If your nose gets stuffy or begins to run after eating meat, or you become nauseated or develop a rash, you may have a meat allergy. Meat from any kind of mammal — beef, lamb, pork, goat, and even whale and seal — can cause an allergic reaction. While we do not definitively know the number of people in the U.S. affected by meat allergy, we do know that it is uncommon.
A bite from the Lone Star tick can cause people to develop an allergy to red meat, including beef and pork. The Lone Star tick has been implicated in initiating the red meat allergy in the US and this tick is found predominantly in the Southeast from Texas, to Iowa, into New England.
A meat allergy can develop any time in life.

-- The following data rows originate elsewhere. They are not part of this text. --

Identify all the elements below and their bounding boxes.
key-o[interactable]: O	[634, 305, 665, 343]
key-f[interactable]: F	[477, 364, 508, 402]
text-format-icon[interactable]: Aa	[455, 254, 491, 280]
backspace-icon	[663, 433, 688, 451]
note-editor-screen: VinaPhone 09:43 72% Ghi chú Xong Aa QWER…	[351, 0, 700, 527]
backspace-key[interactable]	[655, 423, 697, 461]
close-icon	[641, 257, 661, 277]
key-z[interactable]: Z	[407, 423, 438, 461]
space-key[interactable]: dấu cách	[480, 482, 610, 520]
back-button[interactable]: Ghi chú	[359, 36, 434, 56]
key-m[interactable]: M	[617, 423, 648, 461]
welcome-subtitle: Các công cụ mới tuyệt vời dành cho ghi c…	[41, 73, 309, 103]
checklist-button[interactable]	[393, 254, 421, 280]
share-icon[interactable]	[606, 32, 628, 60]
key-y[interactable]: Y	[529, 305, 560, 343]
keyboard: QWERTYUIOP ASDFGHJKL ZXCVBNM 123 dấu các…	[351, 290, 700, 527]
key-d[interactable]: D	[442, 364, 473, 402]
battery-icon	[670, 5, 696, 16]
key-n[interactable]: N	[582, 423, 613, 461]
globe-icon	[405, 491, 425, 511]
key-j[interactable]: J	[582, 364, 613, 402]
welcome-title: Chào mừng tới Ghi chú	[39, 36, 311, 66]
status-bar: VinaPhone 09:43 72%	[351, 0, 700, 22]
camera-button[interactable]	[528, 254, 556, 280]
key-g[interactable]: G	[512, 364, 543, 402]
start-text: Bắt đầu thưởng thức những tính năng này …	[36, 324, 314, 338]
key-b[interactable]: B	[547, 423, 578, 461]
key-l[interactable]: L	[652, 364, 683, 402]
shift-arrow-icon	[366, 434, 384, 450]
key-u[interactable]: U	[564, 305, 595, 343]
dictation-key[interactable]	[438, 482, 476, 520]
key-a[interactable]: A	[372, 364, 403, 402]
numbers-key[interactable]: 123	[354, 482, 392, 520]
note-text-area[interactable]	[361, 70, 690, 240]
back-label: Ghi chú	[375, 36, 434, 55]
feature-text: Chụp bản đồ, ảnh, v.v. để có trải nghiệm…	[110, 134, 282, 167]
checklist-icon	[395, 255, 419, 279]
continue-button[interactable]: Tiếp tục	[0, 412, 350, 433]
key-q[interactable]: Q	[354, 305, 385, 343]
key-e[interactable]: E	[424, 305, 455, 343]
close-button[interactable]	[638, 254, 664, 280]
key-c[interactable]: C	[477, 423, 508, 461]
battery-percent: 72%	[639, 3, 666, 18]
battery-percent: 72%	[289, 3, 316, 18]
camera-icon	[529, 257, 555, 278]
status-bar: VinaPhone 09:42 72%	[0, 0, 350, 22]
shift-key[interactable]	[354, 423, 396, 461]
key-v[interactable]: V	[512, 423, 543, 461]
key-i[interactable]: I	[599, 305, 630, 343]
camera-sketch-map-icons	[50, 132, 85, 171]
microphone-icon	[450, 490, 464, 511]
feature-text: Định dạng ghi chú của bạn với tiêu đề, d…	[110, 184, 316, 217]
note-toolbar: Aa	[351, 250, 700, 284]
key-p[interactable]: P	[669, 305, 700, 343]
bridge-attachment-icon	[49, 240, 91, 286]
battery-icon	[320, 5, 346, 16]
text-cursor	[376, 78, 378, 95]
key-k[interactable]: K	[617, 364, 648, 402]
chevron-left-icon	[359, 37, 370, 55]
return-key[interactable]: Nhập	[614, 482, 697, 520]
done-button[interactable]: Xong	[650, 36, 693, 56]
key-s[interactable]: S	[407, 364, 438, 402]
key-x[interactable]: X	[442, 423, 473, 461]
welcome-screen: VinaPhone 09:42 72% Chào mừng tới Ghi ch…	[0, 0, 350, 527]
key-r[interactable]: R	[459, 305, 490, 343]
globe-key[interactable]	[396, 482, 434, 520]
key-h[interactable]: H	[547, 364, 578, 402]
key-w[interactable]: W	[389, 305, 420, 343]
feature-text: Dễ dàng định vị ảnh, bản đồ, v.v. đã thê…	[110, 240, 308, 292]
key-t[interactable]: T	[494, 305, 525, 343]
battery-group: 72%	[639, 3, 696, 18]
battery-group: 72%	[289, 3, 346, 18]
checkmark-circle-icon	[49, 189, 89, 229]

If you are allergic to one type of meat, it is possible you also are allergic to other meats, as well as to poultry, such as chicken, turkey and duck.
Studies have found that a very small percentage of children with milk allergy are also allergic to beef. Talk with your allergist to see if you should remove beef from your milk-allergic child’s diet…
Finish reading: Meat Allergy | Causes, Symptoms & Treatment | ACAAI
My Comment: I saw this story on the news last night. The suggested way to prevent a meat allergy was to avoid getting bit by ticks.
A better preventative measure, in my view, is to avoid eating meat!